Director Designate of the Queens Community House
Irma Rodriguez has grown in the Queens Community House just like the organization has flourished throughout the community over the past 30 years.
Rodriguez was recently named the Director Designate of the Queens Community House, a non-profit, which serves the community at 19 different sites through many youth programs, adult education programs and other community services.
Rodriguez’s promotion occurred shortly after the organization changed its own name last March from the “Forest Hills Community House,” to express its expanding outreach among the entire community of Queens.
In her new position, she is taking over the responsibility of the daily operations of the organization from Lou Harris. “He grew this organization and I’ve been able to work with him for many years,” Rodriguez said.
One of Rodriguez’s daily challenges is fundraising for the Queens Community House, which gets about 75-80 percent of its money through government contacts and by making calls or writing letters to donors.
She continued her education at City College of New York and got her Masters in social work from Hunter College. She has worked in the “Bronx Youth Services” for the United Neighborhood Houses of New York. While in school during the 1970s, she went on to become Director of the Neighborhood Stabilization Program in the Bronx for the City Commission of Human Rights where she said her work was focused on tenant organizing to try to lower the amount of housing being shut down at that time.
Throughout her 24 years with the Queens Community House, Rodriguez has seen amazing growth.
“When I started out, we only had 35 staff members and a budget of below $1 million,” she said. “Now, we have a staff of 400 and an $11 million budget.”
One concern the organization is facing is the amount and pace at which it is growing.
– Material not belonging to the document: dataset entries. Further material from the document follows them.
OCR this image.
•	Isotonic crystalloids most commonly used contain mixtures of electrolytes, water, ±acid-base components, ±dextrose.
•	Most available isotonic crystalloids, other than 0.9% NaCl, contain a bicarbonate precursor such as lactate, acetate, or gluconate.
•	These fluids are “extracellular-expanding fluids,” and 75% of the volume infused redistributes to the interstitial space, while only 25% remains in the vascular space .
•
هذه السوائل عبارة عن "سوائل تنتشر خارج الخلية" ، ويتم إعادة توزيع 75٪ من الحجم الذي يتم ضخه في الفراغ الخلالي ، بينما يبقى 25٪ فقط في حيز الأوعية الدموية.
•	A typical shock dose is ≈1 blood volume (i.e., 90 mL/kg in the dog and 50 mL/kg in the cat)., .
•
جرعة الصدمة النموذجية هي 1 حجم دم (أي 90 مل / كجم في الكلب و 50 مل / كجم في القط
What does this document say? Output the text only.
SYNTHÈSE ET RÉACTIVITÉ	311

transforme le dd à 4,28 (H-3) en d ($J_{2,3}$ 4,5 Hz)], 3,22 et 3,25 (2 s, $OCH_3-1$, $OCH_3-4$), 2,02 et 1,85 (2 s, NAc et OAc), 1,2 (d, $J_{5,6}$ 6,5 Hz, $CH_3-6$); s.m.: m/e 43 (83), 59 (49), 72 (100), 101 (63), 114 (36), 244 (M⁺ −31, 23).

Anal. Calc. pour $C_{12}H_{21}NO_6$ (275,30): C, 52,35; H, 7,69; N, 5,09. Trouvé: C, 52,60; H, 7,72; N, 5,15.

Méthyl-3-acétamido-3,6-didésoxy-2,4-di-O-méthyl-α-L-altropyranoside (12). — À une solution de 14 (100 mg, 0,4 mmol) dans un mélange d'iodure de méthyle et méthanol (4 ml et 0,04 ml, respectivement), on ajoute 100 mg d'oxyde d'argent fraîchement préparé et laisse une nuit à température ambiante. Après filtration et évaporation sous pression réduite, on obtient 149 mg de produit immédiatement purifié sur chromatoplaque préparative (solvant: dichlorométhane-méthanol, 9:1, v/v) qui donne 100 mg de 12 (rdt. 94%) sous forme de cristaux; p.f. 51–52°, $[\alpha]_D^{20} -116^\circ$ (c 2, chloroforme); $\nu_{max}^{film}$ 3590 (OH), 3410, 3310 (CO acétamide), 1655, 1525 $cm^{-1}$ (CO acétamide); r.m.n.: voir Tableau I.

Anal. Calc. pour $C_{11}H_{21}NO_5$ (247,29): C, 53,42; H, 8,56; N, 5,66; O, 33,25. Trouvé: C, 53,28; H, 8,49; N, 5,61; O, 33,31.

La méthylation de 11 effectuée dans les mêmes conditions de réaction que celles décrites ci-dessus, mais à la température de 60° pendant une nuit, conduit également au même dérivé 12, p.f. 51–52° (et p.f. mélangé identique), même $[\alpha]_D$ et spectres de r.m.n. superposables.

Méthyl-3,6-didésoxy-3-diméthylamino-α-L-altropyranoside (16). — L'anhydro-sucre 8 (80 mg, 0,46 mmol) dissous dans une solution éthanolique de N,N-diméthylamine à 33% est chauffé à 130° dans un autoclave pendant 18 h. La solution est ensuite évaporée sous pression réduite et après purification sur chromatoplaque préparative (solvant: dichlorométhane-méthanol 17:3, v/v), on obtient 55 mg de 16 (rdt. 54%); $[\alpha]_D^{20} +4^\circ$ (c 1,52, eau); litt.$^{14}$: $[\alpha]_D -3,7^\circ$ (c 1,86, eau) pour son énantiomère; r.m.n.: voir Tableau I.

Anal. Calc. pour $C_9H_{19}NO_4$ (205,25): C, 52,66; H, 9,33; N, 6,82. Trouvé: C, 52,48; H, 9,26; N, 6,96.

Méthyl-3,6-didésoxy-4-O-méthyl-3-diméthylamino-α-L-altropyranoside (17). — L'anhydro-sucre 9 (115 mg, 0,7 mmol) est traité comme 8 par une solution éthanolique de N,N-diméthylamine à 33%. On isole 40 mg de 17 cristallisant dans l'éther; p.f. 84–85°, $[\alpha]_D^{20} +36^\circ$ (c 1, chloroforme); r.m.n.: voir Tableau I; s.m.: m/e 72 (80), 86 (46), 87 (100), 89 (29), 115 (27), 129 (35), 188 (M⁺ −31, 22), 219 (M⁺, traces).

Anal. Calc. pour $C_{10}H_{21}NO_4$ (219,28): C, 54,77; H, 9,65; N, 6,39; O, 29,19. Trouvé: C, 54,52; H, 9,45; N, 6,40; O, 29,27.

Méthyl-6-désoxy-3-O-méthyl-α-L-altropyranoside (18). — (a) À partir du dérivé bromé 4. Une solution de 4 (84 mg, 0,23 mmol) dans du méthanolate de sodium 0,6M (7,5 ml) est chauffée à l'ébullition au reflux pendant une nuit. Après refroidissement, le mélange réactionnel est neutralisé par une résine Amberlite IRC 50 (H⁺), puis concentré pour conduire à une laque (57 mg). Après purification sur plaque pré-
Rodriguez hopes to create a successful campaign to build additional space for more offices and a community center. She also wants to do more community organizing and social justice work by bringing members of the community together on issues that are important to them through organizational assistance and giving them use of their facilities.
Rodriguez cited one example in Jackson Heights where the Community House conducts educational services for adults.
“There are 500 students that come through the door everyday to learn English; most of them are immigrants searching for better jobs.”